Composition organique
Les bretzels étudiés présentent une composition organique dominée par les **glucides**, avec 64 à 75 g pour 100 g selon les références, dont une part de **sucres** faible à modérée. Ils apportent aussi des **protéines** (6,6 à 11,5 g/100 g), correspondant à l’azote organique de la matière première. La fraction lipidique reste plus limitée, autour de 3,4 à 6,1 g/100 g de **matières grasses**, principalement liée à l’huile de tournesol.

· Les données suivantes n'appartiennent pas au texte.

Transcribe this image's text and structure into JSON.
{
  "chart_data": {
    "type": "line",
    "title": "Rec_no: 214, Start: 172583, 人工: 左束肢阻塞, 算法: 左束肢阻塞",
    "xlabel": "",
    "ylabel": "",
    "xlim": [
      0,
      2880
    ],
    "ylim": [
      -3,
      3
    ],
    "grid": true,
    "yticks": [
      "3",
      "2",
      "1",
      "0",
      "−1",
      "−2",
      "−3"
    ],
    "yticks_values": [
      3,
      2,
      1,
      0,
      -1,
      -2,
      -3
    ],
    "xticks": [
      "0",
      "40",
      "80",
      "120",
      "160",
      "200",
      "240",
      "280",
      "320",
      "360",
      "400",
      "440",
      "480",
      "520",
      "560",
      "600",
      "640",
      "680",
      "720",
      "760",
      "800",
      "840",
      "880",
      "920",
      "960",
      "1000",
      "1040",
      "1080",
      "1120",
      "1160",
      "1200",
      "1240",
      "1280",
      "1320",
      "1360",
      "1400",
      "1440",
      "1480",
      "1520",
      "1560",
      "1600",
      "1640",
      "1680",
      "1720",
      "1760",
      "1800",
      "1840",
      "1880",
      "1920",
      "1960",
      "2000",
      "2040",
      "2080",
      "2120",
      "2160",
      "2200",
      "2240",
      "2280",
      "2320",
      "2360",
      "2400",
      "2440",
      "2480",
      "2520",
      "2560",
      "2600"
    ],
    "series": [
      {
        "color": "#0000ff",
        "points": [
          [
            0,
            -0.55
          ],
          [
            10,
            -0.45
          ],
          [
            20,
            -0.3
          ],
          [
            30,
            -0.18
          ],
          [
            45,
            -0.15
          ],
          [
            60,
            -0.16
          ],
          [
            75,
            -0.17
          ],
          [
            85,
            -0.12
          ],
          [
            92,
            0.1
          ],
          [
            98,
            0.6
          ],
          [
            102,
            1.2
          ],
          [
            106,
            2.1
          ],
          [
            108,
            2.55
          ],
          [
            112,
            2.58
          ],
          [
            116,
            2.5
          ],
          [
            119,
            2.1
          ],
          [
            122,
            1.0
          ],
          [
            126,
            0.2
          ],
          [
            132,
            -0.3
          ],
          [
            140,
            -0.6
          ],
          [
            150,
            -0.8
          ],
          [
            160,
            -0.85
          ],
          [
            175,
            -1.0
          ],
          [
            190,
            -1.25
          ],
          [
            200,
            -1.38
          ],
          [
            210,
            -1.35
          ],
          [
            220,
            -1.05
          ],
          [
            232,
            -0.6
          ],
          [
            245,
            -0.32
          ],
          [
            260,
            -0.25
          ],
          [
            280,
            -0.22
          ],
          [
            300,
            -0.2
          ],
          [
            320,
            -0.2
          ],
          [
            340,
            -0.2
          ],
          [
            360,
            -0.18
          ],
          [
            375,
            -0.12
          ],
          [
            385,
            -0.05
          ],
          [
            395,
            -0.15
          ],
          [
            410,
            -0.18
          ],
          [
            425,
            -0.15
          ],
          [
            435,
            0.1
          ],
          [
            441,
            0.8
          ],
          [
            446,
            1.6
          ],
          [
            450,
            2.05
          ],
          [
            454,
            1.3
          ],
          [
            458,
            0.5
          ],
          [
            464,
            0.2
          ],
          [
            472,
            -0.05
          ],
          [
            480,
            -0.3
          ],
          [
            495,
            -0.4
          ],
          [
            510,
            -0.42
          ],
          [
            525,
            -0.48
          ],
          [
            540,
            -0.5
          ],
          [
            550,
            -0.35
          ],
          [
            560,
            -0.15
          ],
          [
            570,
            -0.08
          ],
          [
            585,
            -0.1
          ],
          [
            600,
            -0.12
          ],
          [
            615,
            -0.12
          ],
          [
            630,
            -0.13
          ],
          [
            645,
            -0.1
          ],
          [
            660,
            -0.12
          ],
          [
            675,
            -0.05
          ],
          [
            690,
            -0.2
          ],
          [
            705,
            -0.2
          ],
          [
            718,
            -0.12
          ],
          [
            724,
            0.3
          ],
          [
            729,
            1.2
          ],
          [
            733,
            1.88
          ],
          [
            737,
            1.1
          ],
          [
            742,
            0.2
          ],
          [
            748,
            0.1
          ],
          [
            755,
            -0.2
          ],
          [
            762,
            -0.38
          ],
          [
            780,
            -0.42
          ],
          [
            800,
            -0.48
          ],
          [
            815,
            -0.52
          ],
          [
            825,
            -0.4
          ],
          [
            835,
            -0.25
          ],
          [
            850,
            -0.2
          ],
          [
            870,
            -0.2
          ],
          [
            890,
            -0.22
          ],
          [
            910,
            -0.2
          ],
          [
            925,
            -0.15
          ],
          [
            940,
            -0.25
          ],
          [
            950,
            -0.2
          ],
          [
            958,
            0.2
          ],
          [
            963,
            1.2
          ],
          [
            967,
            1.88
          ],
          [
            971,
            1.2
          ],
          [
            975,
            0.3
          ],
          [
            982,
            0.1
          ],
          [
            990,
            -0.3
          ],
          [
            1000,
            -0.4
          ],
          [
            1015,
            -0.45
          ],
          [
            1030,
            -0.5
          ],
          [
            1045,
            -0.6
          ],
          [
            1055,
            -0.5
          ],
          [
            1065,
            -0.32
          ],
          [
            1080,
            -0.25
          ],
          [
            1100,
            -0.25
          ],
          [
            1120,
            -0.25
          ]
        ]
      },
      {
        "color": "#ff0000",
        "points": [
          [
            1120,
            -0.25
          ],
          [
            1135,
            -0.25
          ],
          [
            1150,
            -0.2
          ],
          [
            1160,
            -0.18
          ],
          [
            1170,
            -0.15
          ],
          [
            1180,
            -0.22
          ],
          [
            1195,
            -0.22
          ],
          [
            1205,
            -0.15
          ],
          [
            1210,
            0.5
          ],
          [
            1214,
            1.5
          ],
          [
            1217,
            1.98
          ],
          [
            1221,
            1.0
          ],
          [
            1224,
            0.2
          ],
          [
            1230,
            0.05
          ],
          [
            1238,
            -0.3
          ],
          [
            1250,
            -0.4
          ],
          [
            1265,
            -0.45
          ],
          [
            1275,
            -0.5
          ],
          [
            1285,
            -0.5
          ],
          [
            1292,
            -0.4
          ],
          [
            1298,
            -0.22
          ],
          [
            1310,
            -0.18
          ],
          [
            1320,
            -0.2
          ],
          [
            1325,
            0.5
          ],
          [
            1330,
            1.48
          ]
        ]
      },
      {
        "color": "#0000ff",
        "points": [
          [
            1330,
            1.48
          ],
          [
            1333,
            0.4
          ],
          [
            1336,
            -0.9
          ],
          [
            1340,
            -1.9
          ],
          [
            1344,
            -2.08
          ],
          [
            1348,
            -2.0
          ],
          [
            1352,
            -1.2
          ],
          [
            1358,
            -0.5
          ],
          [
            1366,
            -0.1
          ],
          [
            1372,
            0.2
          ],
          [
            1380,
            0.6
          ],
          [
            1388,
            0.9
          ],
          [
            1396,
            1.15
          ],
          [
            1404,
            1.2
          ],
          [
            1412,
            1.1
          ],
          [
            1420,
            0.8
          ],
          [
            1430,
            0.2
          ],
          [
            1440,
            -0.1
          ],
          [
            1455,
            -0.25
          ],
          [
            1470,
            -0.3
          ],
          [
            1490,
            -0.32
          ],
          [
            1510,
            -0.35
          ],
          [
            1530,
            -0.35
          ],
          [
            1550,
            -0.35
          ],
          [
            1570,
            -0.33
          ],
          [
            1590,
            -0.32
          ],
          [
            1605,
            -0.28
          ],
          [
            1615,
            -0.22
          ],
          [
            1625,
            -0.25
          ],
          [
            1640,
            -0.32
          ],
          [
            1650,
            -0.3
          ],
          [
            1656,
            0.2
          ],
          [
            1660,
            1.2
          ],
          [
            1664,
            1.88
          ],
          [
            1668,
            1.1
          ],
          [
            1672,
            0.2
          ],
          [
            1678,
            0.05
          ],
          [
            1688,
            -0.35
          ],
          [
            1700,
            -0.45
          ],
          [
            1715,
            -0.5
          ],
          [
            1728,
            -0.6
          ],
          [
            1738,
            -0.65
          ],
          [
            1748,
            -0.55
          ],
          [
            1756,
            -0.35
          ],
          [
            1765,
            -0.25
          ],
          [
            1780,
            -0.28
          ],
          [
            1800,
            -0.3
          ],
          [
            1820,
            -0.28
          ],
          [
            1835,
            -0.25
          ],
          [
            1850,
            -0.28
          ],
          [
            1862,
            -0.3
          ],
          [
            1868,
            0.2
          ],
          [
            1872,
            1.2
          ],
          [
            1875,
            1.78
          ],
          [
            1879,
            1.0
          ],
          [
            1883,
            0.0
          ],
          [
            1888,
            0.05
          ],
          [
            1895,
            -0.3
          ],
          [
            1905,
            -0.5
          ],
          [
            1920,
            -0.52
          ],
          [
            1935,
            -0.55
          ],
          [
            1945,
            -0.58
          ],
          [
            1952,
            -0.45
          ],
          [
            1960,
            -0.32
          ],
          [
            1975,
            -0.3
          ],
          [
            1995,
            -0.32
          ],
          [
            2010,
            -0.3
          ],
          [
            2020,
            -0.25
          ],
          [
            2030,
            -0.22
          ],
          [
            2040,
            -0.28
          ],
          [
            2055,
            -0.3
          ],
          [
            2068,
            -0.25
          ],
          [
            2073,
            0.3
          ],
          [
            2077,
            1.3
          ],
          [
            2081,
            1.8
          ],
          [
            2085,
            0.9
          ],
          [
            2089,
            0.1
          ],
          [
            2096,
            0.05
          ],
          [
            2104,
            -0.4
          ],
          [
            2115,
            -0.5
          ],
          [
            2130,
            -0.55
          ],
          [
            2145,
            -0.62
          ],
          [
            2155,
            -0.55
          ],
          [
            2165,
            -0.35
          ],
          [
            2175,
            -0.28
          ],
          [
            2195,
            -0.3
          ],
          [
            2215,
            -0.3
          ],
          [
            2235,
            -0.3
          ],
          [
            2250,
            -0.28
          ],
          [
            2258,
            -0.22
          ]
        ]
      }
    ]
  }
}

Les **fibres alimentaires** sont présentes à hauteur de 3,8 à 5,9 g/100 g, traduisant la présence de composés de type polysaccharides. Les ingrédients citent également de l’amidon, de la farine, des agents texturants et un extrait riche en tocophérols. Cette matrice organique simple, riche en glucides et en fibres, avec une fraction protéique et lipidique identifiable, sert de base à l’analyse des filières de valorisation.
Bretzels, comment recylcer et valoriser ?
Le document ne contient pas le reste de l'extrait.